Due to the tremendous popularity of cycling these days I see a lot of riders who are in their late 30′s and over. Many of these cyclists have the same history. They used to go on massive weekend rides and put in 15-20 training hours during the week. Then they got a career, had kids, got a mortgage and real life took over. Cycling is still a major passion but the list of priorities have been re-adjusted. The endless hours to train just aren’t available anymore. Cycling is a sport that can rule a person’s life if you let it and a line needs to be drawn somewhere.
Ten hours of training per week is a good amount for most serious recreational riders. There will be a natural limit to what you can achieve with this amount of training but ten hours will put to use much of your genetic potential. You’ll have room in this training schedule for some quality workouts and also some easy social rides. Anything more and you’ll be experiencing the Law of Diminishing Returns. 90% more effort for 10% gain. It’s up to you to decide if that extra commitment is worth it.
What I’ve outlined below is a basic training program that will provide some consistency and structure to your riding. Many times those ingredients are all that’s needed to get on track. Training for more serious cycling and racing usually entails a number of training blocks that focus on different aspects of fitness that build up to an event (called periodization). This doesn’t take that into consideration. Only triathletes are disciplined enough to periodize their training anyway 😉
Intensity is the key to improvement when time is limited. If you’re going to skip any of these workouts, don’t skip the ones that require intensity. Intensity is HARD. If you want to improve you need to do something that will cause a physiological adaptation in your body. Riding easy will not do this, but making room in your schedule to promote recovery is still important.
Monday: Rest day. Stay off the bike at least 1 day a week to help recovery. You might want to keep active with some light upper-body weight training or an easy walk with the wife. (Pilates is my personal favorite recovery activity. More on this in a later post).
Tuesday : Ride 60-90 minutes. After a warm up, do 5 to 10 sprints, or a short training time trial, or 6 short intervals (about 1-2 minutes long) at a heart rate around 90% of your max. Get some intensity into this workout. Group rides are a great way to get this intensity. However, if you try to go on a group ride that is above your ability when up at the front, you’ll quickly be relegated to sitting back in the bunch and won’t get anything out of this. If this is the case, it’s better to get 2 or 3 of your mates together and do a hard ride swapping turns (1-2 mins each).

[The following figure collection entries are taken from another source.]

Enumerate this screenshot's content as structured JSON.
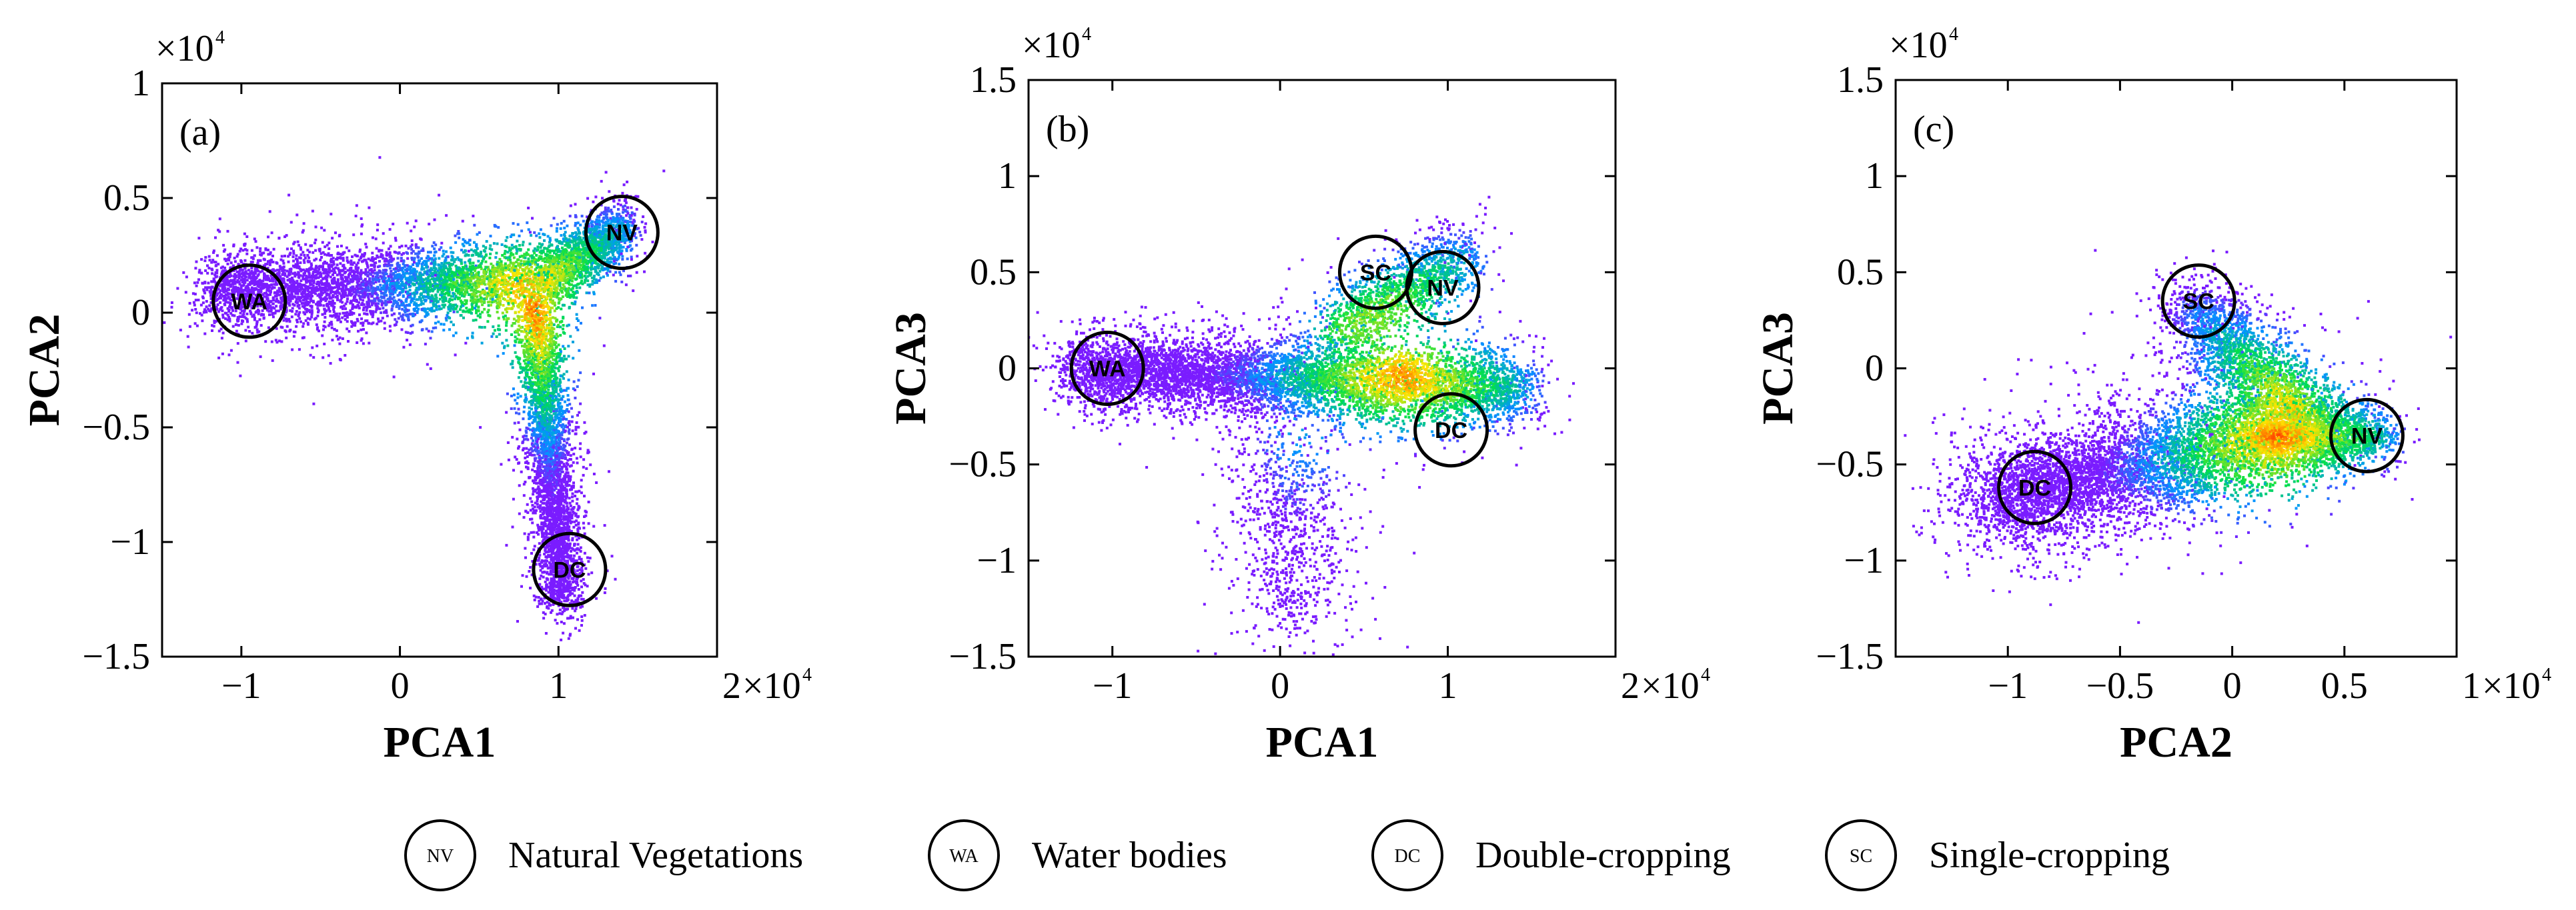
{
  "chart_data": [
    {
      "panel_label": "(a)",
      "type": "scatter",
      "xlabel": "PCA1",
      "ylabel": "PCA2",
      "xlim": [
        -1.5,
        2.0
      ],
      "ylim": [
        -1.5,
        1.0
      ],
      "x_ticks": [
        -1,
        0,
        1
      ],
      "x_tick_labels": [
        "−1",
        "0",
        "1"
      ],
      "x_end_label": "2",
      "x_exponent": "×10",
      "x_exp_power": "4",
      "y_ticks": [
        -1.5,
        -1,
        -0.5,
        0,
        0.5,
        1
      ],
      "y_tick_labels": [
        "−1.5",
        "−1",
        "−0.5",
        "0",
        "0.5",
        "1"
      ],
      "y_exponent": "×10",
      "y_exp_power": "4",
      "markers": [
        {
          "code": "WA",
          "x": -0.95,
          "y": 0.05
        },
        {
          "code": "NV",
          "x": 1.4,
          "y": 0.35
        },
        {
          "code": "DC",
          "x": 1.07,
          "y": -1.12
        }
      ],
      "density_arms": [
        {
          "from": [
            -1.2,
            0.1
          ],
          "to": [
            0.9,
            0.15
          ],
          "width": 0.18,
          "n": 4500
        },
        {
          "from": [
            0.9,
            0.15
          ],
          "to": [
            1.42,
            0.38
          ],
          "width": 0.14,
          "n": 1800
        },
        {
          "from": [
            0.85,
            0.05
          ],
          "to": [
            1.02,
            -1.25
          ],
          "width": 0.15,
          "n": 3800
        }
      ],
      "density_core": [
        0.8,
        0.02
      ]
    },
    {
      "panel_label": "(b)",
      "type": "scatter",
      "xlabel": "PCA1",
      "ylabel": "PCA3",
      "xlim": [
        -1.5,
        2.0
      ],
      "ylim": [
        -1.5,
        1.5
      ],
      "x_ticks": [
        -1,
        0,
        1
      ],
      "x_tick_labels": [
        "−1",
        "0",
        "1"
      ],
      "x_end_label": "2",
      "x_exponent": "×10",
      "x_exp_power": "4",
      "y_ticks": [
        -1.5,
        -1,
        -0.5,
        0,
        0.5,
        1,
        1.5
      ],
      "y_tick_labels": [
        "−1.5",
        "−1",
        "−0.5",
        "0",
        "0.5",
        "1",
        "1.5"
      ],
      "y_exponent": "×10",
      "y_exp_power": "4",
      "markers": [
        {
          "code": "WA",
          "x": -1.03,
          "y": 0.0
        },
        {
          "code": "SC",
          "x": 0.57,
          "y": 0.5
        },
        {
          "code": "NV",
          "x": 0.97,
          "y": 0.42
        },
        {
          "code": "DC",
          "x": 1.02,
          "y": -0.32
        }
      ],
      "density_arms": [
        {
          "from": [
            -1.25,
            0.0
          ],
          "to": [
            1.45,
            -0.1
          ],
          "width": 0.2,
          "n": 7000
        },
        {
          "from": [
            0.3,
            0.2
          ],
          "to": [
            1.1,
            0.6
          ],
          "width": 0.2,
          "n": 1500
        },
        {
          "from": [
            0.0,
            -0.4
          ],
          "to": [
            0.1,
            -1.3
          ],
          "width": 0.35,
          "n": 900
        }
      ],
      "density_core": [
        0.72,
        0.02
      ]
    },
    {
      "panel_label": "(c)",
      "type": "scatter",
      "xlabel": "PCA2",
      "ylabel": "PCA3",
      "xlim": [
        -1.5,
        1.0
      ],
      "ylim": [
        -1.5,
        1.5
      ],
      "x_ticks": [
        -1,
        -0.5,
        0,
        0.5
      ],
      "x_tick_labels": [
        "−1",
        "−0.5",
        "0",
        "0.5"
      ],
      "x_end_label": "1",
      "x_exponent": "×10",
      "x_exp_power": "4",
      "y_ticks": [
        -1.5,
        -1,
        -0.5,
        0,
        0.5,
        1,
        1.5
      ],
      "y_tick_labels": [
        "−1.5",
        "−1",
        "−0.5",
        "0",
        "0.5",
        "1",
        "1.5"
      ],
      "y_exponent": "×10",
      "y_exp_power": "4",
      "markers": [
        {
          "code": "SC",
          "x": -0.15,
          "y": 0.35
        },
        {
          "code": "NV",
          "x": 0.6,
          "y": -0.35
        },
        {
          "code": "DC",
          "x": -0.88,
          "y": -0.62
        }
      ],
      "density_arms": [
        {
          "from": [
            -1.1,
            -0.7
          ],
          "to": [
            0.3,
            -0.3
          ],
          "width": 0.3,
          "n": 6000
        },
        {
          "from": [
            -0.2,
            0.35
          ],
          "to": [
            0.4,
            -0.35
          ],
          "width": 0.2,
          "n": 2500
        },
        {
          "from": [
            0.1,
            -0.35
          ],
          "to": [
            0.65,
            -0.35
          ],
          "width": 0.16,
          "n": 1800
        }
      ],
      "density_core": [
        0.2,
        -0.35
      ]
    }
  ],
  "legend": [
    {
      "code": "NV",
      "label": "Natural Vegetations"
    },
    {
      "code": "WA",
      "label": "Water bodies"
    },
    {
      "code": "DC",
      "label": "Double-cropping"
    },
    {
      "code": "SC",
      "label": "Single-cropping"
    }
  ],
  "colors": {
    "axis": "#000000",
    "density_low": "#7a1cff",
    "density_mid": "#00e04a",
    "density_high": "#ff2a00"
  }
}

Wednesday : Ride 2 hours with the emphasis on endurance. Heart rate shouldn’t go above 85% of max. If you’re pressed for time, split 2 hours of training into a couple of rides. For instance, go fairly hard for an hour in the morning, maybe on the trainer or on the commute to work. Then pedal easily after work or in the evening to promote recovery.
Thursday: Ride 60-90 minutes. Ideally this can be a group ride or a few mates getting together to really push each other. If there’s a Thurs evening race, even better. Get some intensity in.
Friday : One hour coffee ride with friends. Finish up with a short upper body weight training session, swim, pilates or yoga. Commuting to work is also a great way to get in this recovery ride.
Saturday : Two hours with some hills in it. This should be a good quality ride to build the strength in the legs. Hit the hills hard but you don’t need to smash the whole ride. If you have a race tomorrow then make it an easier ride. A short two hour ride leaves lots of time for chores and family responsibilities
Sunday : Ride 2 hours. Race, do an endurance ride, or go out with a good bunch of mates. This is the day to reap the benefits of your improved fitness. Go ahead and smash your mates!
When I say intensity, it does not mean going balls out right off the gun. If you are doing a hard interval you should be able to sustain that intensity for the whole period of time. A 30 second sprint interval will be as hard as you can go for 30 seconds. A 2 minute interval will not feel so hard at first, but will make you hurt by the time it’s over. You shouldn’t even be able to hold a brief conversation with your mates while in these intervals.
Also, when I say recovery, this means you should be able to talk to your mates at all times without huffing and puffing. Use the “talking” guideline to gauge your effort.